I created this game as part of our “Sword in the Stone” movie activities. I thought it deserved it’s own post because it was so much fun!

Game play is really simple, and it balances out so even the little players have a chance of being ‘It’ and of tagging others. This is key in our family where our oldest kiddo is now almost faster than I am!

The only equipment you need is a ‘Tail’ of sorts – we used a length of wire edged ribbon I had laying around.

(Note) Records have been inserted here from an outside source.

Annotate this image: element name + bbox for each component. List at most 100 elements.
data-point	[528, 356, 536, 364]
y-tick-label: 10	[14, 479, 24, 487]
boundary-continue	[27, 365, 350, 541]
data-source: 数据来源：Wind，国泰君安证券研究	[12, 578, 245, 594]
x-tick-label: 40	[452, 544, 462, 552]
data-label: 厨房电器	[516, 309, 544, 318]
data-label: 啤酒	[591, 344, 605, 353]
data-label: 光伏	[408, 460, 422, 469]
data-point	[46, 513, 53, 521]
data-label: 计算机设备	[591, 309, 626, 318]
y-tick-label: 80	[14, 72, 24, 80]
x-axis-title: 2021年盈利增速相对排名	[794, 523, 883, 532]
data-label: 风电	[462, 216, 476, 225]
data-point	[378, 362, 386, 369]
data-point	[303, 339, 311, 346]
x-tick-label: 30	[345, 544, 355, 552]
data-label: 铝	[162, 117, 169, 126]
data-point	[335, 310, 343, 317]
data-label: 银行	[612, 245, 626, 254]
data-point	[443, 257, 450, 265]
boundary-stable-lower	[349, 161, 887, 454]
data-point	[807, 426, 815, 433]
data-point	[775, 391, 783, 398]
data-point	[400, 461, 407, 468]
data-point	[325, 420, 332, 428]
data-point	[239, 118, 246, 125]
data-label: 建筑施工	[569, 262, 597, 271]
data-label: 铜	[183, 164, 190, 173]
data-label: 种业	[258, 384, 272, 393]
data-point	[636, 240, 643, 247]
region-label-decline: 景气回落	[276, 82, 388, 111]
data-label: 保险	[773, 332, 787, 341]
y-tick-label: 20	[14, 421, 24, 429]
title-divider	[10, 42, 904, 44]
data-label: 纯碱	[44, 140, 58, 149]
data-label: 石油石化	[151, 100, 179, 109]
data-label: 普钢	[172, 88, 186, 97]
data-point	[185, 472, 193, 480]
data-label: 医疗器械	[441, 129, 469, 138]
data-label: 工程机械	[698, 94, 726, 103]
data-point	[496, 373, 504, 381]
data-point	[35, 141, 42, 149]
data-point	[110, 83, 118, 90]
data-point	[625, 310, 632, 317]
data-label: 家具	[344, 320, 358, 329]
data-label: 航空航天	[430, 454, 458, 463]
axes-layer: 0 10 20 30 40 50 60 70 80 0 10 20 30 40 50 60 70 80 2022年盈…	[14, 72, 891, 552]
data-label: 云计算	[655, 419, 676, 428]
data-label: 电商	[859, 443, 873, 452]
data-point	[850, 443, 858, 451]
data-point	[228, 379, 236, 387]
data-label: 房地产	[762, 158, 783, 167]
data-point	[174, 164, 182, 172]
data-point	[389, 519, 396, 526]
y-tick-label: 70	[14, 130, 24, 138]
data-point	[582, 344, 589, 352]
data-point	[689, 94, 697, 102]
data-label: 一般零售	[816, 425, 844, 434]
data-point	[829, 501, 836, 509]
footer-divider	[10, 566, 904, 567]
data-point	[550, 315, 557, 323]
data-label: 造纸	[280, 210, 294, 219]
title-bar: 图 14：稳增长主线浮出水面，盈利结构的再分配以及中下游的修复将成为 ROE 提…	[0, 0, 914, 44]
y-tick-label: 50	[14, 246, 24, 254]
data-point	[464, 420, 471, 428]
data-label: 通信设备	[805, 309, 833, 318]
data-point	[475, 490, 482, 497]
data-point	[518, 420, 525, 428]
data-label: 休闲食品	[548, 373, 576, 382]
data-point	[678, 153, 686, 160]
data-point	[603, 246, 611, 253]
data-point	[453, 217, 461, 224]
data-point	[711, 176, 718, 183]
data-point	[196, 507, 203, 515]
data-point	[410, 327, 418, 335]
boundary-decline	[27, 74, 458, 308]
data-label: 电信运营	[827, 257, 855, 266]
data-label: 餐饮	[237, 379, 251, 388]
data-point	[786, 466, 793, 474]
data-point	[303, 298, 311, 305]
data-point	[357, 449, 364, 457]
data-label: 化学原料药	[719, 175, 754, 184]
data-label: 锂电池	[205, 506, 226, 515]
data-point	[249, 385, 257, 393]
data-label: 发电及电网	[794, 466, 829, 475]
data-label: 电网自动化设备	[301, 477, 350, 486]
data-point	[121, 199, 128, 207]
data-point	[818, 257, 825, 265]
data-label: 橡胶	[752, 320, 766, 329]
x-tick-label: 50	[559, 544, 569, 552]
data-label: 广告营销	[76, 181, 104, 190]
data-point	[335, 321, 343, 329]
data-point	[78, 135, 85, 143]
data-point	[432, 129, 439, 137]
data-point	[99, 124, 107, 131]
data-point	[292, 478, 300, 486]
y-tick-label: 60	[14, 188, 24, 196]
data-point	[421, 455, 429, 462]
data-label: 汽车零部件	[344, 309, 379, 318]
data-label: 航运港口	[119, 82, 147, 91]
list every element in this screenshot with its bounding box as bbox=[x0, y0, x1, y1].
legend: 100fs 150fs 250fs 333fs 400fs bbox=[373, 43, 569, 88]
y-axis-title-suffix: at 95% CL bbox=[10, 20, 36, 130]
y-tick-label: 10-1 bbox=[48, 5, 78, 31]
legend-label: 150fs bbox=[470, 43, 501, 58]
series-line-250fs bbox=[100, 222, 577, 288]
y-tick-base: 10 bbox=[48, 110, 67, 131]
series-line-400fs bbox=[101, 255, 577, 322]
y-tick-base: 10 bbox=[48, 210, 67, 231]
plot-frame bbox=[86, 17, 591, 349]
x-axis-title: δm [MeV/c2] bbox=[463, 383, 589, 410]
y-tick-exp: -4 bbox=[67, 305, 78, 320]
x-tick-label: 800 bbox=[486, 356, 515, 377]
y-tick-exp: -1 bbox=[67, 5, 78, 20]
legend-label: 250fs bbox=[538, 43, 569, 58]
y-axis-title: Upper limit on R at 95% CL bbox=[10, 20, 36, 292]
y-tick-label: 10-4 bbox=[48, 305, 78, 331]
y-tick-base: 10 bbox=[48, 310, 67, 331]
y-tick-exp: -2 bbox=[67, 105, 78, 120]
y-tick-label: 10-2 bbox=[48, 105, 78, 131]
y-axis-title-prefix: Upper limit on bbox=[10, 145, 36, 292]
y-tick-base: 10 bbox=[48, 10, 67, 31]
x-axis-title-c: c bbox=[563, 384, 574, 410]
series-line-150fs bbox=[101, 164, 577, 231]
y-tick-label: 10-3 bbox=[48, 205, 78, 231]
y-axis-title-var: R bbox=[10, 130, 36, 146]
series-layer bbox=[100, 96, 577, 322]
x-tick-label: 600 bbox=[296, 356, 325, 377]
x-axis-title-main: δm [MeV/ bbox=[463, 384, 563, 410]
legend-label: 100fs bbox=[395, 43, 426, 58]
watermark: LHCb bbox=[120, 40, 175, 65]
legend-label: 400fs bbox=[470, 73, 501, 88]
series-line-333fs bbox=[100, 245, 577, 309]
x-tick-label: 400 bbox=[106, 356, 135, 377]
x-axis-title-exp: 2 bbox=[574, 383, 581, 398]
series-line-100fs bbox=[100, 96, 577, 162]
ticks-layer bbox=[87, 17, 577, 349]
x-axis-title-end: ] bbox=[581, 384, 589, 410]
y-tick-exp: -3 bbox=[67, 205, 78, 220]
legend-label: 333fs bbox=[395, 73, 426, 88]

  • The Wolf gets the Tail and tucks it into the back (or side) of their shorts.
  • Game play starts with the Wolf on one side of the centre line and the Prey on the other side – this is important!
  • The Wolf starts the game by running after the Prey.
  • If the Wolf tags someone, that person freezes.
  • Other Prey can unfreeze someone by tagging them again.
  • If the Wolf freezes everyone, then that Wolf wins that round, and the last person tagged is the new Wolf.
  • Game starts over with the Wolf on one side and the Prey on the other.
  • While the Wolf is trying to tag the Prey, the Prey is trying to get the wolf’s Tail.
  • If a Prey gets the Wolf’s tail then that person becomes the new Wolf and game play resets on opposite sides.

This game allows everyone to be ‘it’ at the same time, everyone is chasing someone else and helping each other. We had so much fun and even had other people want to join in!